2    FEITEN, KLACHT EN VERZET

2.1    Voor een weergave van de vaststaande feiten en de omschrijving van de klacht verwijst de raad naar de beslissing van de voorzitter, waartegen klager in verzet in zoverre niet opkomt.

2.2    De gronden van het verzet houden, zakelijk weergegeven, in dat klager zich met de beslissing van de voorzitter en de gronden waarop deze berust, niet kan verenigen.

 

3    VERWEER

3.1    Verweerder heeft zich tegen het verzet en de klacht verweerd, op welk verweer de raad hierna waar nodig zal ingaan.

 

4    BEOORDELING

4.1    Op grond van de artikelen 46j en 46h Advocaten dient het verzet te worden ingesteld binnen dertig dagen na verzending van het afschrift van de voorzittersbeslissing. De termijn van dertig dagen begint op de dag volgende op die van de verzending van de beslissing. In het onderhavige geval op 17 oktober 2019. Het verzet dient uiterlijk op de dertigste dag van de verzettermijn door de griffie te zijn ontvangen. In het onderhavige geval derhalve uiterlijk op 15 november 2019. De ontvangst op 18 november 2019 is buiten de termijn en het verzet is derhalve niet-ontvankelijk.

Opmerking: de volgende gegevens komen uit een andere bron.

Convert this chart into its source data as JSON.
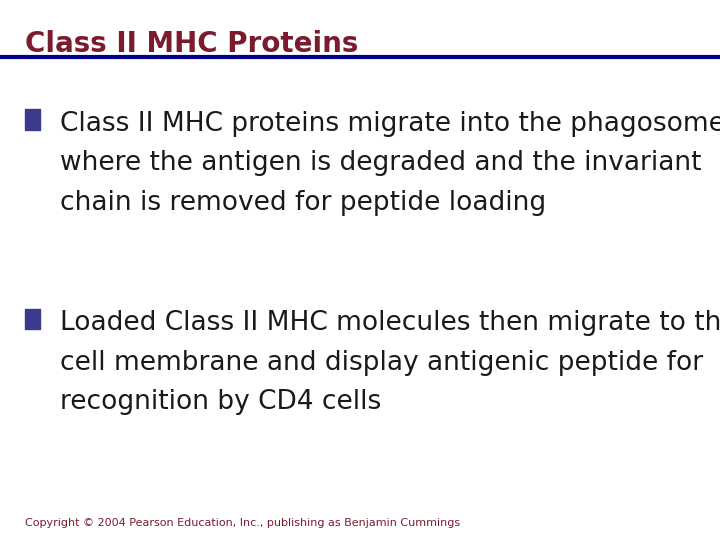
{
  "title": "Class II MHC Proteins",
  "title_color": "#7B1C2E",
  "title_fontsize": 20,
  "line_color": "#00008B",
  "background_color": "#FFFFFF",
  "bullet_color": "#3B3B8B",
  "bullet1_line1": "Class II MHC proteins migrate into the phagosomes",
  "bullet1_line2": "where the antigen is degraded and the invariant",
  "bullet1_line3": "chain is removed for peptide loading",
  "bullet2_line1": "Loaded Class II MHC molecules then migrate to the",
  "bullet2_line2": "cell membrane and display antigenic peptide for",
  "bullet2_line3": "recognition by CD4 cells",
  "text_color": "#1a1a1a",
  "text_fontsize": 19,
  "copyright_text": "Copyright © 2004 Pearson Education, Inc., publishing as Benjamin Cummings",
  "copyright_color": "#7B1C2E",
  "copyright_fontsize": 8
}
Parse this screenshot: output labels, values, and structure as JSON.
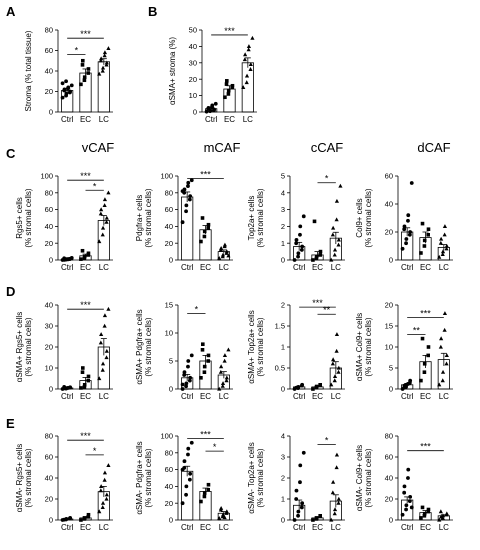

4.2    Ten overvloede overweegt de raad dat wanneer het verzet wel tijdig zou zijn ingesteld, dat niet gegrond zou zijn verklaard. De raad is namelijk van oordeel dat de voorzitter bij haar beoordeling van de klacht de juiste maatstaf heeft toegepast en voorts acht heeft geslagen op alle relevante feiten en omstandigheden van het geval.

 

BESLISSING

De raad van discipline:

-    verklaart het verzet niet-ontvankelijk.

 

Aldus beslist door mr. C.H. van Breevoort-de Bruin, voorzitter, mrs. J.H.M. Nijhuis en P. Rijpstra, leden, bijgestaan door mr. M.M.C. van der Sanden als griffier en uitgesproken in het openbaar op 9 maart 2020.